Il 3 ottobre scorso è stata emanata la terza enciclica del Pontefice argentino Francesco sulla fraternità e l’amicizia sociale “Fratelli tutti”, dopo “Evangelii Gaudium” e “Laudato si’”. L’epistola è, per sua definizione, una lettera apostolica indirizzata dal papa ai vescovi di tutto il mondo o a quelli di una sola regione, ma in questo caso il Papa, al punto 5, chiarisce subito che “Pur avendola scritta a partire dalle mie convinzioni cristiane, che mi animano e mi nutrono, ho cercato di farlo in modo che la riflessione si apra al dialogo con tutte le persone di buona volontà”.
Una lettera, dunque, aperta a tutti. A tutta l’umanità. Perché i temi trattati non esimono nessuno. Anzi toccano da vicino – e in modo molto forte – chiunque. Quello su cui il Papa, fin da subito sembra puntare, è la reazione del lettore, il suo cambiamento, la sua scelta più intima, il suo prendere coscienza degli allarmi sociali lanciati. Con coraggio.
Il tema della comunicazione, del digitale, dell’uso delle tecnologie viene subito anticipato, a partire dal punto 7. Papa Francesco lega fin dalle prime parole il concetto di iper-connessione all’uomo, evidenziando il paradosso tra la crescita potenziale di relazioni attraverso l’uso dei device e la conseguente fragilità dei rapporti umani: “Proprio mentre stavo scrivendo questa lettera, ha fatto irruzione in maniera inattesa la pandemia del Covid-19, che ha messo in luce le nostre false sicurezze. Al di là delle varie risposte che hanno dato i diversi Paesi, è apparsa evidente l’incapacità di agire insieme. Malgrado si sia iper-connessi, si è verificata una frammentazione che ha reso più difficile risolvere i problemi che ci toccano tutti”. Una dicotomia evidente, resa ancora più aspra dai cambiamenti che l’emergenza sanitaria sta imponendo a tutto il mondo.
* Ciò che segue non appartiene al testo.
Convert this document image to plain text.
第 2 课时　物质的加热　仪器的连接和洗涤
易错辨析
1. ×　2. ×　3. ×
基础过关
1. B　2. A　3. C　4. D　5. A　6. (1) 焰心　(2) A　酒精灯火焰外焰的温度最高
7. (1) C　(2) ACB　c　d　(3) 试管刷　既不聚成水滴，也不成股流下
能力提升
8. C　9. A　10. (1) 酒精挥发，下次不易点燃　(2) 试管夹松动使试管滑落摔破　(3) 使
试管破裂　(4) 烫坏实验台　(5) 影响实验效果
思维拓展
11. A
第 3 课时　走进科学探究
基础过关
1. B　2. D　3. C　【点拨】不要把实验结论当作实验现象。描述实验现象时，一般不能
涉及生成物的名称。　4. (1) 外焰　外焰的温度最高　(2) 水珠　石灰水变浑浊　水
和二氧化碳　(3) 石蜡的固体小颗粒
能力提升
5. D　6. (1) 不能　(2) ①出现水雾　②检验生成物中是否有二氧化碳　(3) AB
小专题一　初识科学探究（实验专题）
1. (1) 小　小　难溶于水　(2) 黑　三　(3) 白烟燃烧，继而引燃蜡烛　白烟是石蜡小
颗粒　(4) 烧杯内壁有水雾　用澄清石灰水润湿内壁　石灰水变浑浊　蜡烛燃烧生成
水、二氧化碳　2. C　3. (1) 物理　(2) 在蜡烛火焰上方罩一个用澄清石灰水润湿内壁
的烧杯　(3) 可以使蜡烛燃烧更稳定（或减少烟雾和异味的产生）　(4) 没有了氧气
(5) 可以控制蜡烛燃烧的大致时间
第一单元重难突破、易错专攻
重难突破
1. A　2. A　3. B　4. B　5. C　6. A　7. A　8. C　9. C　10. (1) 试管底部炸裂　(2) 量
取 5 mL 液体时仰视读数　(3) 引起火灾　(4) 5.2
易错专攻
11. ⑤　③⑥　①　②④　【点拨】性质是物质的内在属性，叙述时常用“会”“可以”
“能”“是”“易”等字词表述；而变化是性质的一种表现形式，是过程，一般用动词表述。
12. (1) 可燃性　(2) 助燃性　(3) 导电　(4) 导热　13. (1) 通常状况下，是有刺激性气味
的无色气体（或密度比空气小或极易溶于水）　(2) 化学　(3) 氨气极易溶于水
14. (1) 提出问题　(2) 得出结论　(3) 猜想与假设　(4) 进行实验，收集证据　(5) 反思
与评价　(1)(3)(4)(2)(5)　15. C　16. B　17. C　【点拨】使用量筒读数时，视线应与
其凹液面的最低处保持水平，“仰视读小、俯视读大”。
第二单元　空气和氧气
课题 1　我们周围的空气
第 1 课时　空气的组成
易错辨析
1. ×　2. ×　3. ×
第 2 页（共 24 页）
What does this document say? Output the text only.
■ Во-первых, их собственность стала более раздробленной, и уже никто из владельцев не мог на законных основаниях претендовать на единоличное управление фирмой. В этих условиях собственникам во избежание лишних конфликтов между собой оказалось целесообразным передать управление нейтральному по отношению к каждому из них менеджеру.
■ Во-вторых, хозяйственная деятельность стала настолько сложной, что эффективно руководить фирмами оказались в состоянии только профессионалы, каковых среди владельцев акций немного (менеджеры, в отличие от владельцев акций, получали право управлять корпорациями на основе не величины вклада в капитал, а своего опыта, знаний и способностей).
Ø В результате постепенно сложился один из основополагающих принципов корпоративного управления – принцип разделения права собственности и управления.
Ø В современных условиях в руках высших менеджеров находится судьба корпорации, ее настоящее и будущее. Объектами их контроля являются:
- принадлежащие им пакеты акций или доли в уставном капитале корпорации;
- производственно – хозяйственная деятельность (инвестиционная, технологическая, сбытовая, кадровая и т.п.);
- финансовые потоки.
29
Quello che il Pontefice sembra, infatti, voler mettere in luce è la contraddizione tra il concetto di globalizzazione e quello di fratellanza e di umanità, ponendo l’accento sul rispetto della persona, sulla dignità dell’uomo e della donna e sul tema ancora più profondo di integrità.
Anche per questo al punto 32 si ricollega al soggetto delle maschere che spesso vengono indossate per nascondersi o sembrare diversi, soprattutto sui social: “Una tragedia globale come la pandemia del Covid-19 ha effettivamente suscitato per un certo tempo la consapevolezza di essere una comunità mondiale che naviga sulla stessa barca, dove il male di uno va a danno di tutti […]. Con la tempesta, è caduto il trucco di quegli stereotipi con cui mascheravamo i nostri “ego” sempre preoccupati della propria immagine; ed è rimasta scoperta, ancora una volta, quella (benedetta) appartenenza comune alla quale non possiamo sottrarci: l’appartenenza come fratelli»”.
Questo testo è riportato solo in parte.